The call bcanputnext(q, 0); is equivalent to the call canputnext(q);.
Note - A service procedure must process all messages in its queue unless flow control prevents this.
A service procedure must continue processing messages from its queue until getq(9F) returns NULL. When an ordinary message is queued by putq(9F), the service procedure is scheduled only if the queue was previously empty, and a previous getq(9F) call returns NULL (that is, the QWANTR flag is set). If there are messages in the queue, putq(9F) presumes the service procedure is blocked by flow control and the procedure is automatically rescheduled by STREAMS when the block is removed. If the service procedure cannot complete processing as a result of conditions other than flow control (for example, no buffers), it must ensure a later return (for example, by bufcall(9F)) or discard all messages in the queue. If this is not done, STREAMS never schedules the service procedure to be run unless the queue's put procedure queues a priority message with putq(9F).
Note - High-priority messages are discarded only if there is already a high-priority message on the stream head read queue. That is, there can be only one high-priority message (PC_PROTO) present on the stream head read queue at any time.

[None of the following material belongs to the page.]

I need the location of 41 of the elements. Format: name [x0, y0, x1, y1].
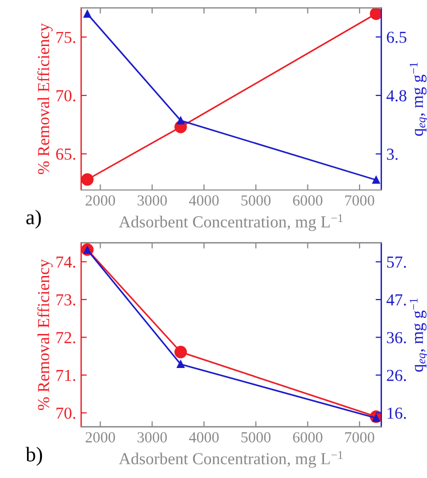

putbq(9F) replaces a message at the beginning of the appropriate section of the message queue according to its priority. This might not be the same position at which the message was retrieved by the preceding getq(9F). A subsequent getq(9F) might return a different message.
putq(9F) checks only the priority band in the first message. If a high-priority message is passed to putq with a nonzero b_band value, b_band is reset to 0 before placing the message in the queue. If the message is passed to putq(9F) with a b_band value that is greater than the number of qband(9S)structures associated with the queue, putq(9F) tries to allocate a new qband(9S) structure for each band, up to and including the band of the message.
rmvq and insq work similarly. If you try to insert a message out of order in a queue with insq(9F), the message is not inserted and the routine fails.
putq(9F) does not schedule a queue if noenable(9F) was previously called for the queue. noenable(9F) forces putq(9F) to queue the message when called by this queue, but not to schedule the service procedure. noenable(9F) does not prevent the queue from being scheduled by a flow control back-enable. The inverse of noenable(9F) is enableok(9F).
The service procedure is written using the following algorithm:
while ((bp = getq(q)) != NULL) { if (queclass (bp) == QPCTL) { /* Process the message */ putnext(q, bp); } else if (bcanputnext(q, bp->b_band)) { /* Process the message */ putnext(q, bp); } else { putbq(q, bp); return; } }
If the module or driver ignores priority bands, the algorithm is the same as described in the previous paragraphs, except that canputnext(q) is substituted for bcanputnex(q, bp->b_band).
qenable(9F), another flow-control utility, enables a module or driver to cause one of its queues, or another module's queues, to be scheduled. qenable(9F) can also be used to delay message processing. An example of this is a buffer module that gathers messages in its message queue and forwards them as a single, larger message. This module uses noenable(9F) to inhibit its service procedure and queues messages with its put procedure until a certain byte count or “in queue” time has been reached. When either of these conditions is met, the module calls qenable(9F) to cause its service procedure to run.
Another example is a communication line discipline module that implements end-to-end (for example, to a remote system) flow control. Outbound data is held on the write side message queue until the read side receives a transmit window from the remote end of the network.
Note - STREAMS routines are called at different priority levels. Interrupt routines are called at the interrupt priority of the interrupting device. Service routines are called with interrupts enabled (so that service routines for STREAMS drivers can be interrupted by their own interrupt routines).